Il generale António de Spínola, un eroe di guerra decorato, era sempre più disilluso dalle interminabili guerre coloniali del Portogallo in Africa. Di ritorno dalla Guinea-Bissau, Spínola si confidò con Vasco Lourenço, un commilitone: "Queste guerre stanno dissanguando il Portogallo", disse Spínola, il volto segnato dalla preoccupazione. "Ci deve essere un'altra via". Ma cosa potevano fare contro un regime così radicato?

In incontri segreti tenuti in appartamenti a Lisbona, Vasco Lourenço, insieme a Otelo Saraiva de Carvalho e altri ufficiali del Movimento das Forças Armadas (MFA), pianificarono meticolosamente la loro mossa. "Il nostro obiettivo è semplice: la democrazia", dichiarò Vasco Lourenço, abbozzando le strategie. Otelo Saraiva de Carvalho annuì cupamente: "Il popolo è pronto al cambiamento". Loro sono responsabili di ascoltare il popolo.

Mentre l'MFA finalizzava i suoi piani, avevano bisogno di un segnale, una canzone che avrebbe avvisato le truppe che la rivoluzione era iniziata. "E depois do adeus" sarebbe stata trasmessa alla radio.

Il venticinque aprile millenovecentosettantaquattro, arrivò il segnale e Lisbona esplose. Salgueiro Maia guidò le sue truppe verso Terreiro do Paço, affrontando i carri armati fedeli al regime. Sapeva di essere il volto dell'operazione e conosceva molto bene la missione.
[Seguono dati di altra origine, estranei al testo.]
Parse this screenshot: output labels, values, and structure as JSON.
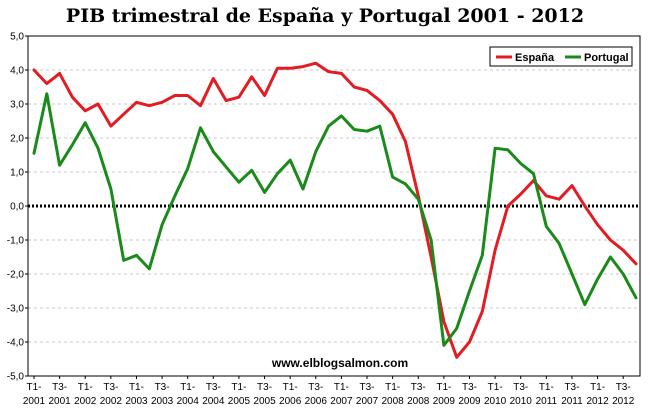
{
  "chart_data": {
    "type": "line",
    "title": "PIB trimestral de España y Portugal 2001 - 2012",
    "watermark": "www.elblogsalmon.com",
    "xlabel": "",
    "ylabel": "",
    "ylim": [
      -5,
      5
    ],
    "yticks": [
      "5,0",
      "4,0",
      "3,0",
      "2,0",
      "1,0",
      "0,0",
      "-1,0",
      "-2,0",
      "-3,0",
      "-4,0",
      "-5,0"
    ],
    "grid": true,
    "legend": "top-right",
    "xtick_labels": [
      {
        "top": "T1-",
        "bottom": "2001"
      },
      {
        "top": "T3-",
        "bottom": "2001"
      },
      {
        "top": "T1-",
        "bottom": "2002"
      },
      {
        "top": "T3-",
        "bottom": "2002"
      },
      {
        "top": "T1-",
        "bottom": "2003"
      },
      {
        "top": "T3-",
        "bottom": "2003"
      },
      {
        "top": "T1-",
        "bottom": "2004"
      },
      {
        "top": "T3-",
        "bottom": "2004"
      },
      {
        "top": "T1-",
        "bottom": "2005"
      },
      {
        "top": "T3-",
        "bottom": "2005"
      },
      {
        "top": "T1-",
        "bottom": "2006"
      },
      {
        "top": "T3-",
        "bottom": "2006"
      },
      {
        "top": "T1-",
        "bottom": "2007"
      },
      {
        "top": "T3-",
        "bottom": "2007"
      },
      {
        "top": "T1-",
        "bottom": "2008"
      },
      {
        "top": "T3-",
        "bottom": "2008"
      },
      {
        "top": "T1-",
        "bottom": "2009"
      },
      {
        "top": "T3-",
        "bottom": "2009"
      },
      {
        "top": "T1-",
        "bottom": "2010"
      },
      {
        "top": "T3-",
        "bottom": "2010"
      },
      {
        "top": "T1-",
        "bottom": "2011"
      },
      {
        "top": "T3-",
        "bottom": "2011"
      },
      {
        "top": "T1-",
        "bottom": "2012"
      },
      {
        "top": "T3-",
        "bottom": "2012"
      }
    ],
    "series": [
      {
        "name": "España",
        "color": "#e31b23",
        "values": [
          4.0,
          3.6,
          3.9,
          3.2,
          2.8,
          3.0,
          2.35,
          2.7,
          3.05,
          2.95,
          3.05,
          3.25,
          3.25,
          2.95,
          3.75,
          3.1,
          3.2,
          3.8,
          3.25,
          4.05,
          4.05,
          4.1,
          4.2,
          3.95,
          3.9,
          3.5,
          3.4,
          3.1,
          2.7,
          1.9,
          0.3,
          -1.5,
          -3.4,
          -4.45,
          -4.0,
          -3.1,
          -1.3,
          0.0,
          0.35,
          0.75,
          0.3,
          0.2,
          0.6,
          0.0,
          -0.55,
          -1.0,
          -1.3,
          -1.7
        ]
      },
      {
        "name": "Portugal",
        "color": "#1a8a1a",
        "values": [
          1.55,
          3.3,
          1.2,
          1.8,
          2.45,
          1.7,
          0.5,
          -1.6,
          -1.45,
          -1.85,
          -0.55,
          0.3,
          1.1,
          2.3,
          1.6,
          1.15,
          0.7,
          1.05,
          0.4,
          0.95,
          1.35,
          0.5,
          1.6,
          2.35,
          2.65,
          2.25,
          2.2,
          2.35,
          0.85,
          0.65,
          0.2,
          -1.0,
          -4.1,
          -3.6,
          -2.5,
          -1.45,
          1.7,
          1.65,
          1.25,
          0.95,
          -0.6,
          -1.1,
          -2.0,
          -2.9,
          -2.15,
          -1.5,
          -2.0,
          -2.7
        ]
      }
    ]
  }
}
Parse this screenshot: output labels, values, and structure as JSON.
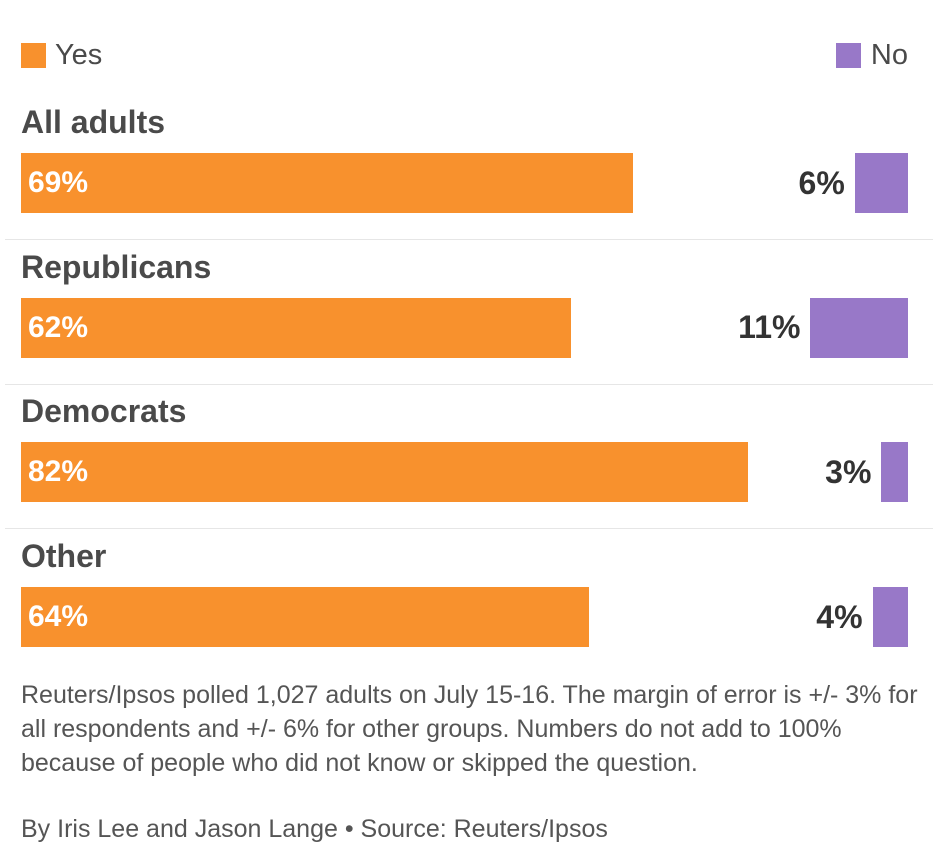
{
  "chart_data": {
    "type": "bar",
    "orientation": "horizontal",
    "categories": [
      "All adults",
      "Republicans",
      "Democrats",
      "Other"
    ],
    "series": [
      {
        "name": "Yes",
        "color": "#f8912d",
        "values": [
          69,
          62,
          82,
          64
        ],
        "labels": [
          "69%",
          "62%",
          "82%",
          "64%"
        ]
      },
      {
        "name": "No",
        "color": "#9878c8",
        "values": [
          6,
          11,
          3,
          4
        ],
        "labels": [
          "6%",
          "11%",
          "3%",
          "4%"
        ]
      }
    ],
    "legend_position": "top",
    "xlim": [
      0,
      100
    ],
    "grid": false
  },
  "note": "Reuters/Ipsos polled 1,027 adults on July 15-16. The margin of error is +/- 3% for all respondents and +/- 6% for other groups. Numbers do not add to 100% because of people who did not know or skipped the question.",
  "credit": "By Iris Lee and Jason Lange • Source: Reuters/Ipsos"
}
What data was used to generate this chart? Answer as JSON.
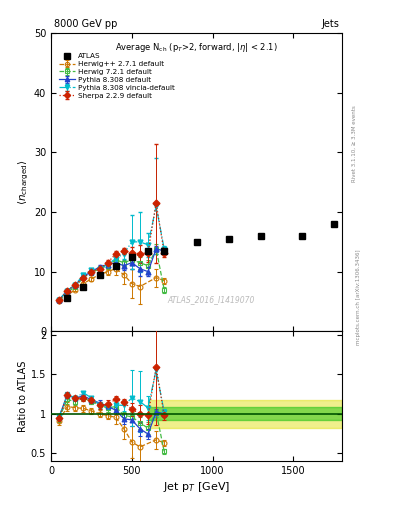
{
  "title_top_left": "8000 GeV pp",
  "title_top_right": "Jets",
  "main_title": "Average N$_{\\rm ch}$ (p$_T$>2, forward, |$\\eta$| < 2.1)",
  "watermark": "ATLAS_2016_I1419070",
  "right_label_bottom": "mcplots.cern.ch [arXiv:1306.3436]",
  "right_label_top": "Rivet 3.1.10, ≥ 3.3M events",
  "xlabel": "Jet p$_T$ [GeV]",
  "ylabel_main": "$\\langle n_{\\rm charged} \\rangle$",
  "ylabel_ratio": "Ratio to ATLAS",
  "ylim_main": [
    0,
    50
  ],
  "ylim_ratio": [
    0.4,
    2.05
  ],
  "xlim": [
    0,
    1800
  ],
  "atlas_x": [
    100,
    200,
    300,
    400,
    500,
    600,
    700,
    900,
    1100,
    1300,
    1550,
    1750
  ],
  "atlas_y": [
    5.5,
    7.5,
    9.5,
    11.0,
    12.5,
    13.5,
    13.5,
    15.0,
    15.5,
    16.0,
    16.0,
    18.0
  ],
  "herwig271_x": [
    50,
    100,
    150,
    200,
    250,
    300,
    350,
    400,
    450,
    500,
    550,
    650,
    700
  ],
  "herwig271_y": [
    5.0,
    6.0,
    7.0,
    8.0,
    8.8,
    9.5,
    10.0,
    10.5,
    9.5,
    8.0,
    7.5,
    9.0,
    8.5
  ],
  "herwig271_yerr_lo": [
    0.3,
    0.3,
    0.3,
    0.3,
    0.3,
    0.4,
    0.5,
    1.0,
    1.5,
    2.5,
    3.0,
    1.5,
    0.5
  ],
  "herwig271_yerr_hi": [
    0.3,
    0.3,
    0.3,
    0.3,
    0.3,
    0.4,
    0.5,
    1.0,
    1.5,
    2.5,
    3.0,
    1.5,
    0.5
  ],
  "herwig721_x": [
    50,
    100,
    150,
    200,
    250,
    300,
    350,
    400,
    450,
    500,
    550,
    600,
    650,
    700
  ],
  "herwig721_y": [
    5.2,
    6.5,
    7.5,
    9.0,
    9.8,
    10.5,
    11.0,
    12.0,
    11.5,
    12.0,
    11.5,
    11.0,
    13.8,
    7.0
  ],
  "herwig721_yerr_lo": [
    0.3,
    0.3,
    0.3,
    0.3,
    0.3,
    0.4,
    0.5,
    0.5,
    0.5,
    0.8,
    1.0,
    1.0,
    0.8,
    0.5
  ],
  "herwig721_yerr_hi": [
    0.3,
    0.3,
    0.3,
    0.3,
    0.3,
    0.4,
    0.5,
    0.5,
    0.5,
    0.8,
    1.0,
    1.0,
    0.8,
    0.5
  ],
  "pythia8_x": [
    50,
    100,
    150,
    200,
    250,
    300,
    350,
    400,
    450,
    500,
    550,
    600,
    650,
    700
  ],
  "pythia8_y": [
    5.3,
    6.8,
    7.8,
    9.2,
    10.0,
    10.8,
    11.2,
    11.5,
    11.0,
    11.5,
    10.5,
    10.0,
    13.8,
    13.5
  ],
  "pythia8_yerr_lo": [
    0.2,
    0.2,
    0.2,
    0.2,
    0.2,
    0.3,
    0.3,
    0.5,
    0.8,
    1.0,
    1.2,
    0.8,
    0.5,
    0.5
  ],
  "pythia8_yerr_hi": [
    0.2,
    0.2,
    0.2,
    0.2,
    0.2,
    0.3,
    0.3,
    0.5,
    0.8,
    1.0,
    1.2,
    0.8,
    0.5,
    0.5
  ],
  "pythia8v_x": [
    50,
    100,
    150,
    200,
    250,
    300,
    350,
    400,
    450,
    500,
    550,
    600,
    650,
    700
  ],
  "pythia8v_y": [
    5.3,
    6.8,
    7.8,
    9.5,
    10.2,
    10.5,
    11.2,
    12.2,
    13.0,
    15.0,
    15.0,
    14.5,
    21.0,
    13.8
  ],
  "pythia8v_yerr_lo": [
    0.2,
    0.2,
    0.2,
    0.2,
    0.2,
    0.3,
    0.3,
    0.5,
    0.8,
    4.5,
    5.0,
    2.0,
    8.0,
    0.5
  ],
  "pythia8v_yerr_hi": [
    0.2,
    0.2,
    0.2,
    0.2,
    0.2,
    0.3,
    0.3,
    0.5,
    0.8,
    4.5,
    5.0,
    2.0,
    8.0,
    0.5
  ],
  "sherpa_x": [
    50,
    100,
    150,
    200,
    250,
    300,
    350,
    400,
    450,
    500,
    550,
    600,
    650,
    700
  ],
  "sherpa_y": [
    5.2,
    6.8,
    7.8,
    9.0,
    10.0,
    10.5,
    11.5,
    13.0,
    13.5,
    13.2,
    13.0,
    13.2,
    21.5,
    13.2
  ],
  "sherpa_yerr_lo": [
    0.2,
    0.2,
    0.2,
    0.3,
    0.3,
    0.4,
    0.5,
    0.5,
    0.5,
    1.0,
    1.5,
    1.5,
    10.0,
    0.8
  ],
  "sherpa_yerr_hi": [
    0.2,
    0.2,
    0.2,
    0.3,
    0.3,
    0.4,
    0.5,
    0.5,
    0.5,
    1.0,
    1.5,
    1.5,
    10.0,
    0.8
  ],
  "atlas_color": "black",
  "herwig271_color": "#cc7700",
  "herwig721_color": "#44bb44",
  "pythia8_color": "#2244cc",
  "pythia8v_color": "#00bbcc",
  "sherpa_color": "#cc2200",
  "band_start_x": 600,
  "green_band_lo": 0.92,
  "green_band_hi": 1.08,
  "yellow_band_lo": 0.82,
  "yellow_band_hi": 1.18
}
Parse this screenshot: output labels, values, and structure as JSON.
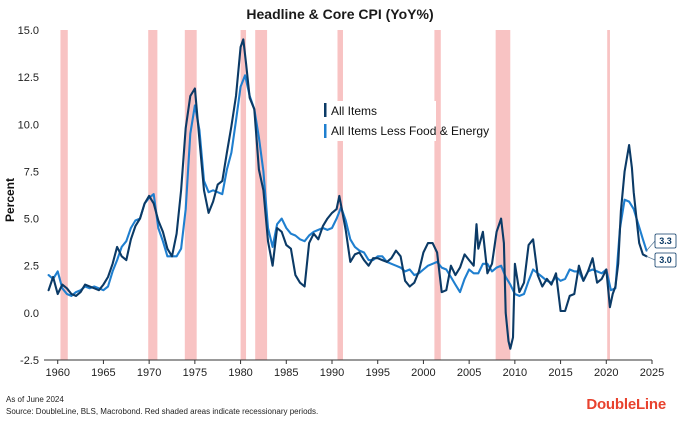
{
  "chart_data": {
    "type": "line",
    "title": "Headline & Core CPI (YoY%)",
    "xlabel": "",
    "ylabel": "Percent",
    "xlim": [
      1958.5,
      2025
    ],
    "ylim": [
      -2.5,
      15.0
    ],
    "xticks": [
      1960,
      1965,
      1970,
      1975,
      1980,
      1985,
      1990,
      1995,
      2000,
      2005,
      2010,
      2015,
      2020,
      2025
    ],
    "yticks": [
      -2.5,
      0.0,
      2.5,
      5.0,
      7.5,
      10.0,
      12.5,
      15.0
    ],
    "ytick_labels": [
      "-2.5",
      "0.0",
      "2.5",
      "5.0",
      "7.5",
      "10.0",
      "12.5",
      "15.0"
    ],
    "recessions": [
      [
        1960.3,
        1961.1
      ],
      [
        1969.9,
        1970.9
      ],
      [
        1973.9,
        1975.2
      ],
      [
        1980.0,
        1980.6
      ],
      [
        1981.6,
        1982.9
      ],
      [
        1990.6,
        1991.2
      ],
      [
        2001.2,
        2001.9
      ],
      [
        2007.9,
        2009.5
      ],
      [
        2020.1,
        2020.4
      ]
    ],
    "series": [
      {
        "name": "All Items",
        "color": "#0b3a66",
        "end_label": "3.0",
        "x": [
          1959.0,
          1959.5,
          1960.0,
          1960.5,
          1961.0,
          1961.5,
          1962.0,
          1962.5,
          1963.0,
          1963.5,
          1964.0,
          1964.5,
          1965.0,
          1965.5,
          1966.0,
          1966.5,
          1967.0,
          1967.5,
          1968.0,
          1968.5,
          1969.0,
          1969.5,
          1970.0,
          1970.5,
          1971.0,
          1971.5,
          1972.0,
          1972.5,
          1973.0,
          1973.5,
          1974.0,
          1974.5,
          1975.0,
          1975.5,
          1976.0,
          1976.5,
          1977.0,
          1977.5,
          1978.0,
          1978.5,
          1979.0,
          1979.5,
          1980.0,
          1980.3,
          1980.6,
          1981.0,
          1981.5,
          1982.0,
          1982.5,
          1983.0,
          1983.5,
          1984.0,
          1984.5,
          1985.0,
          1985.5,
          1986.0,
          1986.5,
          1987.0,
          1987.5,
          1988.0,
          1988.5,
          1989.0,
          1989.5,
          1990.0,
          1990.5,
          1990.8,
          1991.0,
          1991.5,
          1992.0,
          1992.5,
          1993.0,
          1993.5,
          1994.0,
          1994.5,
          1995.0,
          1995.5,
          1996.0,
          1996.5,
          1997.0,
          1997.5,
          1998.0,
          1998.5,
          1999.0,
          1999.5,
          2000.0,
          2000.5,
          2001.0,
          2001.5,
          2002.0,
          2002.5,
          2003.0,
          2003.5,
          2004.0,
          2004.5,
          2005.0,
          2005.5,
          2005.8,
          2006.0,
          2006.5,
          2007.0,
          2007.5,
          2008.0,
          2008.5,
          2008.8,
          2009.0,
          2009.3,
          2009.5,
          2009.8,
          2010.0,
          2010.5,
          2011.0,
          2011.5,
          2012.0,
          2012.5,
          2013.0,
          2013.5,
          2014.0,
          2014.5,
          2015.0,
          2015.5,
          2016.0,
          2016.5,
          2017.0,
          2017.5,
          2018.0,
          2018.5,
          2019.0,
          2019.5,
          2020.0,
          2020.4,
          2020.7,
          2021.0,
          2021.3,
          2021.6,
          2022.0,
          2022.5,
          2022.8,
          2023.0,
          2023.3,
          2023.6,
          2024.0,
          2024.4
        ],
        "y": [
          1.2,
          1.9,
          1.0,
          1.5,
          1.3,
          1.0,
          0.9,
          1.1,
          1.5,
          1.4,
          1.3,
          1.2,
          1.5,
          1.9,
          2.6,
          3.5,
          3.0,
          2.8,
          3.9,
          4.6,
          5.0,
          5.8,
          6.2,
          5.8,
          4.9,
          4.3,
          3.4,
          3.0,
          4.2,
          6.5,
          9.8,
          11.5,
          11.9,
          9.2,
          6.5,
          5.3,
          5.9,
          6.8,
          7.0,
          8.5,
          9.9,
          11.5,
          14.1,
          14.5,
          13.2,
          11.4,
          10.8,
          7.6,
          6.5,
          3.8,
          2.5,
          4.5,
          4.3,
          3.6,
          3.4,
          2.0,
          1.6,
          1.4,
          3.7,
          4.2,
          3.9,
          4.6,
          5.0,
          5.3,
          5.5,
          6.2,
          5.7,
          4.4,
          2.7,
          3.1,
          3.2,
          2.8,
          2.5,
          2.9,
          2.9,
          2.8,
          2.7,
          2.9,
          3.3,
          3.0,
          1.7,
          1.4,
          1.6,
          2.2,
          3.2,
          3.7,
          3.7,
          3.2,
          1.1,
          1.2,
          2.5,
          2.0,
          2.4,
          3.1,
          2.8,
          2.5,
          4.7,
          3.4,
          4.3,
          2.1,
          2.6,
          4.3,
          5.0,
          3.7,
          0.0,
          -1.5,
          -1.9,
          -1.3,
          2.6,
          1.1,
          1.6,
          3.6,
          3.9,
          2.0,
          1.4,
          1.8,
          1.5,
          2.1,
          0.1,
          0.1,
          0.9,
          1.0,
          2.5,
          1.7,
          2.2,
          2.9,
          1.6,
          1.8,
          2.3,
          0.3,
          1.0,
          1.4,
          2.6,
          5.4,
          7.5,
          8.9,
          7.7,
          6.4,
          5.0,
          3.7,
          3.1,
          3.0
        ]
      },
      {
        "name": "All Items Less Food & Energy",
        "color": "#1f7fcf",
        "end_label": "3.3",
        "x": [
          1959.0,
          1959.5,
          1960.0,
          1960.5,
          1961.0,
          1961.5,
          1962.0,
          1962.5,
          1963.0,
          1963.5,
          1964.0,
          1964.5,
          1965.0,
          1965.5,
          1966.0,
          1966.5,
          1967.0,
          1967.5,
          1968.0,
          1968.5,
          1969.0,
          1969.5,
          1970.0,
          1970.5,
          1971.0,
          1971.5,
          1972.0,
          1972.5,
          1973.0,
          1973.5,
          1974.0,
          1974.5,
          1975.0,
          1975.5,
          1976.0,
          1976.5,
          1977.0,
          1977.5,
          1978.0,
          1978.5,
          1979.0,
          1979.5,
          1980.0,
          1980.5,
          1981.0,
          1981.5,
          1982.0,
          1982.5,
          1983.0,
          1983.5,
          1984.0,
          1984.5,
          1985.0,
          1985.5,
          1986.0,
          1986.5,
          1987.0,
          1987.5,
          1988.0,
          1988.5,
          1989.0,
          1989.5,
          1990.0,
          1990.5,
          1991.0,
          1991.5,
          1992.0,
          1992.5,
          1993.0,
          1993.5,
          1994.0,
          1994.5,
          1995.0,
          1995.5,
          1996.0,
          1996.5,
          1997.0,
          1997.5,
          1998.0,
          1998.5,
          1999.0,
          1999.5,
          2000.0,
          2000.5,
          2001.0,
          2001.5,
          2002.0,
          2002.5,
          2003.0,
          2003.5,
          2004.0,
          2004.5,
          2005.0,
          2005.5,
          2006.0,
          2006.5,
          2007.0,
          2007.5,
          2008.0,
          2008.5,
          2009.0,
          2009.5,
          2010.0,
          2010.5,
          2011.0,
          2011.5,
          2012.0,
          2012.5,
          2013.0,
          2013.5,
          2014.0,
          2014.5,
          2015.0,
          2015.5,
          2016.0,
          2016.5,
          2017.0,
          2017.5,
          2018.0,
          2018.5,
          2019.0,
          2019.5,
          2020.0,
          2020.5,
          2021.0,
          2021.5,
          2022.0,
          2022.5,
          2023.0,
          2023.5,
          2024.0,
          2024.4
        ],
        "y": [
          2.0,
          1.8,
          2.2,
          1.3,
          1.0,
          0.9,
          1.1,
          1.2,
          1.4,
          1.3,
          1.4,
          1.3,
          1.2,
          1.4,
          2.2,
          2.8,
          3.5,
          3.8,
          4.5,
          4.9,
          5.0,
          5.8,
          6.1,
          6.3,
          4.5,
          3.8,
          3.0,
          3.0,
          3.0,
          3.4,
          5.5,
          9.5,
          11.0,
          9.7,
          7.0,
          6.4,
          6.5,
          6.4,
          6.3,
          7.6,
          8.5,
          10.2,
          12.0,
          12.6,
          11.5,
          10.8,
          9.3,
          7.5,
          4.5,
          3.5,
          4.7,
          5.0,
          4.5,
          4.2,
          4.1,
          3.9,
          3.8,
          4.1,
          4.3,
          4.4,
          4.5,
          4.4,
          4.5,
          5.0,
          5.6,
          4.9,
          3.9,
          3.5,
          3.3,
          3.2,
          2.8,
          2.8,
          3.0,
          3.0,
          2.7,
          2.6,
          2.5,
          2.4,
          2.2,
          2.3,
          2.0,
          2.1,
          2.3,
          2.5,
          2.6,
          2.7,
          2.4,
          2.3,
          1.9,
          1.5,
          1.1,
          1.8,
          2.3,
          2.1,
          2.1,
          2.6,
          2.6,
          2.2,
          2.4,
          2.5,
          1.9,
          1.5,
          1.0,
          0.9,
          1.0,
          1.7,
          2.3,
          2.1,
          1.9,
          1.7,
          1.6,
          1.9,
          1.7,
          1.8,
          2.3,
          2.2,
          2.2,
          1.7,
          2.2,
          2.3,
          2.2,
          2.1,
          2.3,
          1.2,
          1.3,
          4.5,
          6.0,
          5.9,
          5.5,
          4.7,
          3.9,
          3.3
        ]
      }
    ]
  },
  "footer": {
    "as_of": "As of June 2024",
    "source": "Source: DoubleLine, BLS, Macrobond. Red shaded areas indicate recessionary periods.",
    "brand": "DoubleLine"
  }
}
Nel cuore della piazza, circondato dai suoi uomini, Maia gridò: "Questo non è un colpo di stato, ma un'azione a favore del popolo portoghese!".

Mentre le forze di Maia si assicuravano Terreiro do Paço, altre unità del MFA occuparono punti strategici in tutta Lisbona. Di fronte al travolgente sostegno alla rivoluzione, Marcello Caetano, il Primo Ministro, capì che il gioco era finito. "Non ordinerò ai miei soldati di sparare sui loro fratelli", dichiarò Caetano, arrendendosi al Generale Spínola. Questo giorno fu l'ultimo giorno di Caetano al potere.

La rivoluzione fu rapida e incruenta, con i cittadini che offrivano garofani ai soldati, infilandoli nelle canne dei loro fucili – simboli di pace e libertà. Salgueiro Maia, testimone della dimostrazione di sostegno, comprese il peso delle loro azioni. Come disse Franklin Roosevelt,

Con la dittatura rovesciata, il Portogallo intraprese un percorso verso la democrazia. Il generale Spínola divenne il primo presidente, incaricato di supervisionare la transizione. Una nazione ricostruita da tutti. Durante una cerimonia a Lisbona, Spínola si rivolse al popolo. Il peso di questo momento era immenso per lui.

La Rivoluzione dei Garofani rimane un momento determinante nella storia portoghese, una testimonianza del potere della resistenza pacifica e dell'incessante ricerca della democrazia. Ha avviato il Portogallo su un nuovo percorso, ponendo fine al colonialismo e inaugurando un'era di libertà e progresso. La rivoluzione rimane un momento enorme nella storia portoghese.